What if you put your head in a particle accelerator

You would think some rules in physics don't need to be spelled out. “Don't stick your head in the particle accelerator” seemed like it would have been on the list, but shit happens when you smash atoms in Russia.



Today's Moment of Science… in Soviet Russia, particles accelerate YOU!


What exactly happens when we speed up particles and send them on a science roller coaster of doom? The TL;DR version of the story is that we hopefully find smaller particles and learn something new about how the world is glued together.


Although they experiment with other particles, a hydrogen atom is frequently the subject of analysis in colliders. Consisting of an electron and a proton, it's stripped of its electron and the proton is propelled forward by a carefully controlled electric field. Magnets are used in steering the particles. The more energy a particle has, the stronger the magnetic field you need to bend its path.
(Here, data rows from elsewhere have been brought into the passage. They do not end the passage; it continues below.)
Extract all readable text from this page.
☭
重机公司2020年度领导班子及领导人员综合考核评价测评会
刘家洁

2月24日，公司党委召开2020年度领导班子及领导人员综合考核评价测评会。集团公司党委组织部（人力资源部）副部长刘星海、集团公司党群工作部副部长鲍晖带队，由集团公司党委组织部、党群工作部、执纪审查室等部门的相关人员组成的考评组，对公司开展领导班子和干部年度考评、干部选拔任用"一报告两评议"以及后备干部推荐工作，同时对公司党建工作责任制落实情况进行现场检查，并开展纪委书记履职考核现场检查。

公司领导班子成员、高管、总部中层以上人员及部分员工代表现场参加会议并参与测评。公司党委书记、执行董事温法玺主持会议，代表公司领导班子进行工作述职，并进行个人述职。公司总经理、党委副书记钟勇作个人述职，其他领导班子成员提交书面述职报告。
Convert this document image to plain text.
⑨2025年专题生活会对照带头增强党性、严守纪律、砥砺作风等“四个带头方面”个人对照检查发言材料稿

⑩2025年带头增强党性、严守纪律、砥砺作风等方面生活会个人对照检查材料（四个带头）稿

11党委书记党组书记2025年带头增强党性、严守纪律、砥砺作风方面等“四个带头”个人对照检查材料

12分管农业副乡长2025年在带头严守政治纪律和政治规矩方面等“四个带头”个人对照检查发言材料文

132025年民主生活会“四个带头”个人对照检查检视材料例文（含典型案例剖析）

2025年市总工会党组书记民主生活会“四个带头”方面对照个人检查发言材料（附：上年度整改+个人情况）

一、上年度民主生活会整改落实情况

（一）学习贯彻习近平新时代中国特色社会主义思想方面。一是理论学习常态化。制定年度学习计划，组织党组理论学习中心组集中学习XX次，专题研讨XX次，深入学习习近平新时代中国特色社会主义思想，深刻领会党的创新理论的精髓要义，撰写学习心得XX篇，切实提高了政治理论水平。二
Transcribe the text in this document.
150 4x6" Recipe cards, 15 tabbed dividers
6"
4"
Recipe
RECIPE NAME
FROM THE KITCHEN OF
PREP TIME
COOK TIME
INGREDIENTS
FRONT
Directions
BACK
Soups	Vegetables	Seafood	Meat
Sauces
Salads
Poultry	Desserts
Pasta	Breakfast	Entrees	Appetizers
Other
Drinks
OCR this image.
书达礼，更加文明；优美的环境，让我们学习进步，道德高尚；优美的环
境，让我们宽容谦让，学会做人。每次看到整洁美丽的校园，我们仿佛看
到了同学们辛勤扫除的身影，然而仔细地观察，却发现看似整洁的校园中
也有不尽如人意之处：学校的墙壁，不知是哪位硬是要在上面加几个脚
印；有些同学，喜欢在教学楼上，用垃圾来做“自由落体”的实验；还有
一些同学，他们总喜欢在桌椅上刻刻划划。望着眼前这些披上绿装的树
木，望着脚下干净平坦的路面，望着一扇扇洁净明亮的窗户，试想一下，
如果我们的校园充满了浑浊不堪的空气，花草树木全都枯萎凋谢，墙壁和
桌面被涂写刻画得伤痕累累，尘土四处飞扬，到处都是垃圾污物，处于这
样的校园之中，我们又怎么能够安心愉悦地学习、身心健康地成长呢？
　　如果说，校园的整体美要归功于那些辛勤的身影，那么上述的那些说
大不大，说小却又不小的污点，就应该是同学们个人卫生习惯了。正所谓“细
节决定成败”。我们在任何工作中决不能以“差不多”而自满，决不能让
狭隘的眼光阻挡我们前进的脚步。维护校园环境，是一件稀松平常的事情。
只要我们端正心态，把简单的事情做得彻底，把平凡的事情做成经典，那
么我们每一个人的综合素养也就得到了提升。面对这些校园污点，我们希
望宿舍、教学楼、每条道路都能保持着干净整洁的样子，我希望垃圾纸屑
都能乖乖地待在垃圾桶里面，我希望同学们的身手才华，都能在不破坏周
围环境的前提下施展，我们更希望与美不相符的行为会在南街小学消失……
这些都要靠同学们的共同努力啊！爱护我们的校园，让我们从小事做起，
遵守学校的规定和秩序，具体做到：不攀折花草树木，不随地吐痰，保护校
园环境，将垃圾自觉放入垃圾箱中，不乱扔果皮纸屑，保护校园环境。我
When you torture particles with this much energy, you eventually get them to talk. Over fifty subatomic particles have been identified at the Large Hadron Collider (LHC) at CERN alone, and there are still plenty of questions left to answer. Like… why's gravity even a thing?

(Seriously, we still don't quite have gravity figured out).


So, Anatoli Bugorski's face.


Stories of nuclear fuckery in the USSR tend to involve gross negligence or lying lies by liars. In the case of the high powered proton beam that was shot through the left side of Bugorski's face, no such fuckery took place. Everyone was communicating well, and the equipment was working as planned.


Had you there for a second, eh?


It started with an equipment malfunction at the Institute for High Energy Physics in Protvino. At the time it was the highest energy accelerator in the world, and still holds the title in Russia. Bugorski, a 36 year old who hadn't yet completed his PhD, went to investigate. A series of safety mechanisms to prevent, well, this kind of thing failing. I'm surprised there wasn't some sort of “yell that you're about to stick your head in the particle accelerator in case it's somehow still on” protocol.


Bugorski popped his head into the pathway of the proton beam, likely thinking it was deactivated. Particles being propelled at nearly the speed of light shot through the back of the left side of his brain, out his left nostril. He's described it as painless, but like seeing something "brighter than a thousand suns."